Alexander Glaser, the director of Princeton University’s Nuclear Futures Laboratory, a hybrid science and policy group, has been thinking about the question of verification for years. Born in West Germany, he became interested in nuclear weapons as an undergraduate, just before the Berlin Wall came down. “The Cold War was something you saw and experienced every day,” he told me. The science of verification appealed to him, he said, because it turned traditional physics “upside down” in a constructive, interesting, real-world way. One day in 2010, he discussed the subject over lunch with Princeton’s dean of faculty. Glaser admitted that he wasn’t quite sure where to start. The dean, a computer scientist, noted that the problem had all the hallmarks of a zero-knowledge proof, a cryptographic concept dating back to the mid-eighties.

Suppose that you and a friend are standing in front of a pine tree.
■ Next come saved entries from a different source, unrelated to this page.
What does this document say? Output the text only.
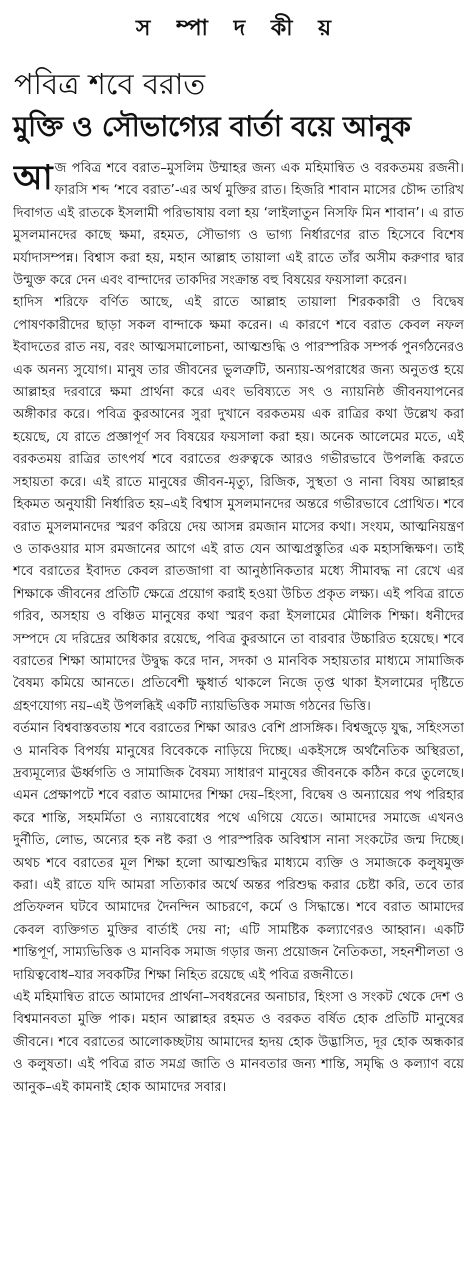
স ম্পা দ কী য়
পবিত্র শবে বরাত
মুক্তি ও সৌভাগ্যের বার্তা বয়ে আনুক

আজ পবিত্র শবে বরাত–মুসলিম উম্মাহর জন্য এক মহিমান্বিত ও বরকতময় রজনী। ফারসি শব্দ ‘শবে বরাত’-এর অর্থ মুক্তির রাত। হিজরি শাবান মাসের চৌদ্দ তারিখ দিবাগত এই রাতকে ইসলামী পরিভাষায় বলা হয় ‘লাইলাতুন নিসফি মিন শাবান’। এ রাত মুসলমানদের কাছে ক্ষমা, রহমত, সৌভাগ্য ও ভাগ্য নির্ধারণের রাত হিসেবে বিশেষ মর্যাদাসম্পন্ন। বিশ্বাস করা হয়, মহান আল্লাহ তায়ালা এই রাতে তাঁর অসীম করুণার দ্বার উন্মুক্ত করে দেন এবং বান্দাদের তাকদির সংক্রান্ত বহু বিষয়ের ফয়সালা করেন।

হাদিস শরিফে বর্ণিত আছে, এই রাতে আল্লাহ তায়ালা শিরককারী ও বিদ্বেষ পোষণকারীদের ছাড়া সকল বান্দাকে ক্ষমা করেন। এ কারণে শবে বরাত কেবল নফল ইবাদতের রাত নয়, বরং আত্মসমালোচনা, আত্মশুদ্ধি ও পারস্পরিক সম্পর্ক পুনর্গঠনেরও এক অনন্য সুযোগ। মানুষ তার জীবনের ভুলত্রুটি, অন্যায়-অপরাধের জন্য অনুতপ্ত হয়ে আল্লাহর দরবারে ক্ষমা প্রার্থনা করে এবং ভবিষ্যতে সৎ ও ন্যায়নিষ্ঠ জীবনযাপনের অঙ্গীকার করে। পবিত্র কুরআনের সুরা দুখানে বরকতময় এক রাত্রির কথা উল্লেখ করা হয়েছে, যে রাতে প্রজ্ঞাপূর্ণ সব বিষয়ের ফয়সালা করা হয়। অনেক আলেমের মতে, এই বরকতময় রাত্রির তাৎপর্য শবে বরাতের গুরুত্বকে আরও গভীরভাবে উপলব্ধি করতে সহায়তা করে। এই রাতে মানুষের জীবন-মৃত্যু, রিজিক, সুস্থতা ও নানা বিষয় আল্লাহর হিকমত অনুযায়ী নির্ধারিত হয়–এই বিশ্বাস মুসলমানদের অন্তরে গভীরভাবে প্রোথিত। শবে বরাত মুসলমানদের স্মরণ করিয়ে দেয় আসন্ন রমজান মাসের কথা। সংযম, আত্মনিয়ন্ত্রণ ও তাকওয়ার মাস রমজানের আগে এই রাত যেন আত্মপ্রস্তুতির এক মহাসন্ধিক্ষণ। তাই শবে বরাতের ইবাদত কেবল রাতজাগা বা আনুষ্ঠানিকতার মধ্যে সীমাবদ্ধ না রেখে এর শিক্ষাকে জীবনের প্রতিটি ক্ষেত্রে প্রয়োগ করাই হওয়া উচিত প্রকৃত লক্ষ্য। এই পবিত্র রাতে গরিব, অসহায় ও বঞ্চিত মানুষের কথা স্মরণ করা ইসলামের মৌলিক শিক্ষা। ধনীদের সম্পদে যে দরিদ্রের অধিকার রয়েছে, পবিত্র কুরআনে তা বারবার উচ্চারিত হয়েছে। শবে বরাতের শিক্ষা আমাদের উদ্বুদ্ধ করে দান, সদকা ও মানবিক সহায়তার মাধ্যমে সামাজিক বৈষম্য কমিয়ে আনতে। প্রতিবেশী ক্ষুধার্ত থাকলে নিজে তৃপ্ত থাকা ইসলামের দৃষ্টিতে গ্রহণযোগ্য নয়–এই উপলব্ধিই একটি ন্যায়ভিত্তিক সমাজ গঠনের ভিত্তি।

বর্তমান বিশ্ববাস্তবতায় শবে বরাতের শিক্ষা আরও বেশি প্রাসঙ্গিক। বিশ্বজুড়ে যুদ্ধ, সহিংসতা ও মানবিক বিপর্যয় মানুষের বিবেককে নাড়িয়ে দিচ্ছে। একইসঙ্গে অর্থনৈতিক অস্থিরতা, দ্রব্যমূল্যের ঊর্ধ্বগতি ও সামাজিক বৈষম্য সাধারণ মানুষের জীবনকে কঠিন করে তুলেছে। এমন প্রেক্ষাপটে শবে বরাত আমাদের শিক্ষা দেয়–হিংসা, বিদ্বেষ ও অন্যায়ের পথ পরিহার করে শান্তি, সহমর্মিতা ও ন্যায়বোধের পথে এগিয়ে যেতে। আমাদের সমাজে এখনও দুর্নীতি, লোভ, অন্যের হক নষ্ট করা ও পারস্পরিক অবিশ্বাস নানা সংকটের জন্ম দিচ্ছে। অথচ শবে বরাতের মূল শিক্ষা হলো আত্মশুদ্ধির মাধ্যমে ব্যক্তি ও সমাজকে কলুষমুক্ত করা। এই রাতে যদি আমরা সত্যিকার অর্থে অন্তর পরিশুদ্ধ করার চেষ্টা করি, তবে তার প্রতিফলন ঘটবে আমাদের দৈনন্দিন আচরণে, কর্মে ও সিদ্ধান্তে। শবে বরাত আমাদের কেবল ব্যক্তিগত মুক্তির বার্তাই দেয় না; এটি সামষ্টিক কল্যাণেরও আহ্বান। একটি শান্তিপূর্ণ, সাম্যভিত্তিক ও মানবিক সমাজ গড়ার জন্য প্রয়োজন নৈতিকতা, সহনশীলতা ও দায়িত্ববোধ–যার সবকটির শিক্ষা নিহিত রয়েছে এই পবিত্র রজনীতে।

এই মহিমান্বিত রাতে আমাদের প্রার্থনা–সবধরনের অনাচার, হিংসা ও সংকট থেকে দেশ ও বিশ্বমানবতা মুক্তি পাক। মহান আল্লাহর রহমত ও বরকত বর্ষিত হোক প্রতিটি মানুষের জীবনে। শবে বরাতের আলোকচ্ছটায় আমাদের হৃদয় হোক উদ্ভাসিত, দূর হোক অন্ধকার ও কলুষতা। এই পবিত্র রাত সমগ্র জাতি ও মানবতার জন্য শান্তি, সমৃদ্ধি ও কল্যাণ বয়ে আনুক–এই কামনাই হোক আমাদের সবার।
Your friend claims to have a quick way of knowing how many needles are on it—several hundred thousand, say—but doesn’t want to reveal either the exact number of needles or his method of counting. To test whether he’s being truthful, you have the friend privately count all the needles on the tree, and then you take a handful of needles and tally them up, keeping the total to yourself. Your friend counts the needles on the tree again, then tells you the difference between the first and second numbers. If he really does know how many needles are on the tree, then he also knows how many are in your hand. He has proved he wasn’t bluffing, but at the same time he has avoided divulging anything new to you. And there is no plausible way your friend could fake the result, other than just guessing, which would be easily ferreted out if you played the game a few times in succession with different handfuls of needles. In the cryptologic jargon, the proof is both complete (proving positive knowledge) and sound (cheating is detectable).

For Glaser, the idea was a revelation. He began trying to conceive of a zero-knowledge proof for nuclear-weapons verification, teaming up with his colleague Robert Goldston, a plasma physicist, and the computer scientist Boaz Barak, who at the time worked for Microsoft Research and is now a professor at Harvard. Together, they came up with a protocol, publishing it in 2014. At that point, though, the method was entirely theoretical. It took another physicist, a Princeton graduate student named Sébastien Philippe, to turn it into an experimental result. (Philippe is French, and his interest in nuclear weapons, like Glaser’s, is somewhat personal; his father served in the French Navy aboard a ballistic-missile submarine.) On Tuesday, the scientists published a description of their experiment in Nature Communications.

Their approach envisions a sort of game between the weapons inspector and his inspectee, the host country that owns the weapons being counted. It is known as an interactive proof, because it involves several rounds of querying. First, inspector and host establish a baseline detector reading. The detector, in this case, is an array of gel-filled tubes, developed by Francesco D’Errico, a radiologist at Yale. The tubes are sensitive to neutron radiation, which is one byproduct of a nuclear weapon. When neutrons pass through the gel, they leave tiny bubbles. The two players fire a neutron emitter at the detector for five minutes, then record how many bubbles they see. Let us assume, for simplicity’s sake, that there are a thousand. Now, like an Etch A Sketch, the detector is reset and the bubbles erased.